Highlights:
- "Studies showed that children who consume large amounts of sugar are no more hyperactive than those who don't. But parents who think their kids have eaten sugar, even when they haven't, tend to rate them as being hyperactive.
The ill-mannered behavior, the authors wrote, was 'all in the parents' minds.'"
- "Coca-Cola douches for pregnancy prevention were a part of folklore in the 1950s and 1960s, before the contraceptive pill. People thought that the acidity of the soda would kill sperm and that the classic Coke bottle provided a convenient 'shake and shoot' applicator.
Dr. Deborah Anderson of Boston University School of Medicine had previously reported that Coke can impede the mobility of sperm in a test tube. But further study, she said, shows that sperm get to the cervical canal so quickly that postcoital spritzing is ineffective.
For it to work, she wrote, the soda would have to be put in the vagina before sex, 'but that would undoubtedly be messy.'"
- "Drs.
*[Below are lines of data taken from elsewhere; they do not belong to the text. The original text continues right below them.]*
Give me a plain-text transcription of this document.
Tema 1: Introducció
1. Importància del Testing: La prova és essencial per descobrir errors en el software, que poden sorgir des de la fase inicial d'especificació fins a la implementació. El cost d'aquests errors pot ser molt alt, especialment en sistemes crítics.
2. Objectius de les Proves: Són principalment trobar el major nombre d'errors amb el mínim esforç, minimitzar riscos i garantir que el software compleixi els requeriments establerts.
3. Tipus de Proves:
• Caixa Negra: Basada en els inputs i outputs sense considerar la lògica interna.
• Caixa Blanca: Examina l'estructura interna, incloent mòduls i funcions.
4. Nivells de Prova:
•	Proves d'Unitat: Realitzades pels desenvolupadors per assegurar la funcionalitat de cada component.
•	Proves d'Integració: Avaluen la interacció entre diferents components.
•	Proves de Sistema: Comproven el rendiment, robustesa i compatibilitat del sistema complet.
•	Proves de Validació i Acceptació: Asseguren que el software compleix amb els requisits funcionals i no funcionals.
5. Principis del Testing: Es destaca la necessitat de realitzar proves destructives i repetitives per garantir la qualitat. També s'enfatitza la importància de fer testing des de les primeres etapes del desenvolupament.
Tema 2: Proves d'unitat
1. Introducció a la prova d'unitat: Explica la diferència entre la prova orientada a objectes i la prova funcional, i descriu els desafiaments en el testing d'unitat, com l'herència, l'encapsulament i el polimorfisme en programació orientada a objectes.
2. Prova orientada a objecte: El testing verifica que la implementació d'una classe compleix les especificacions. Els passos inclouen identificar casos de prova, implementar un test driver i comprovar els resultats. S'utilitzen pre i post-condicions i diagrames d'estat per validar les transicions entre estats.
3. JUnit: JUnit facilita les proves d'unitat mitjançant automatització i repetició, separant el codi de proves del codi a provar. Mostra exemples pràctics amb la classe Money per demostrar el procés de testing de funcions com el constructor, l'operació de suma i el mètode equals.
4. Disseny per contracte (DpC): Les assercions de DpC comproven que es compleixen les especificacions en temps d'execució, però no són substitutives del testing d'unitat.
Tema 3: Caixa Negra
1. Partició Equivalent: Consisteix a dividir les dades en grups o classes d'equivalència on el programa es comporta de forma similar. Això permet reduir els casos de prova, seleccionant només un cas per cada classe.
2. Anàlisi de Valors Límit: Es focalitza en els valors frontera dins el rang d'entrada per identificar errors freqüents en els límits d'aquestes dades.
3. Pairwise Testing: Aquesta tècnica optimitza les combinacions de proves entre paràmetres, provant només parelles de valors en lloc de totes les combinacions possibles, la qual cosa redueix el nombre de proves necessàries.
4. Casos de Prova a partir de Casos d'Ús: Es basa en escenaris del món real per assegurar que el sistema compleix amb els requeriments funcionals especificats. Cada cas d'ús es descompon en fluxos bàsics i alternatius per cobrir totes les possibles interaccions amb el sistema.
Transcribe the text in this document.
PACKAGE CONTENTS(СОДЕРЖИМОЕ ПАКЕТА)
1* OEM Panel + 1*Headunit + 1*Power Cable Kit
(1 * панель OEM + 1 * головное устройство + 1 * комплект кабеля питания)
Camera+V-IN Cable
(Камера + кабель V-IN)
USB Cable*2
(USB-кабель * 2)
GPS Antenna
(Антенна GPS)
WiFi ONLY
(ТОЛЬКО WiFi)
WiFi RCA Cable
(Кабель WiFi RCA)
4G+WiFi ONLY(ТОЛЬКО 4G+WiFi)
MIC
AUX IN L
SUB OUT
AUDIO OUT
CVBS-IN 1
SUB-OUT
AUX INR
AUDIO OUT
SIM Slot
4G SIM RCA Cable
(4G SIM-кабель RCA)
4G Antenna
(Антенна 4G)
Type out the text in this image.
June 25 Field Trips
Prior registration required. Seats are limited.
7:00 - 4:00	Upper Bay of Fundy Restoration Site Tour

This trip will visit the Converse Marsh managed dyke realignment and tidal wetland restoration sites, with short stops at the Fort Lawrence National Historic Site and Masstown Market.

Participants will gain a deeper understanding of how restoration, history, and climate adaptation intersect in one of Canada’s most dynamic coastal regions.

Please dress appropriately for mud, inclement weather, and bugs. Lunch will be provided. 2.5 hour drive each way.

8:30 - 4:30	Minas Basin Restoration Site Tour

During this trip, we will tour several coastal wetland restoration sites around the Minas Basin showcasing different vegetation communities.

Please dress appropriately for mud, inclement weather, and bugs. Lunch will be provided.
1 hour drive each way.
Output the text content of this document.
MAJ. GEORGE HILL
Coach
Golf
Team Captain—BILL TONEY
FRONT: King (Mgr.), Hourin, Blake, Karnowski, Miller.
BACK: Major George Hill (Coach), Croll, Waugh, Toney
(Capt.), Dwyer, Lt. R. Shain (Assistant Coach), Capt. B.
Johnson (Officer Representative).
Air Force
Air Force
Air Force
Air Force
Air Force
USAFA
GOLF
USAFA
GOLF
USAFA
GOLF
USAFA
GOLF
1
Christopher J. Boos and Howard Marshall, cardiologists at University Hospital Birmingham, treated a 25-year-old woman who suffered repeated fainting episodes, particularly when eating a sandwich or drinking a fizzy drink.
A full medical work-up showed her to be healthy overall, but the team ultimately diagnosed a condition called swallow syncope, which caused her heart to stop beating for as long as three seconds after some types of swallowing -- especially sandwiches, for no clear reason.
The woman was fitted with a pacemaker and has had no fainting episodes since, Boos and Marshall reported in the Lancet. They suspect that many other patients suffer the problem without being diagnosed."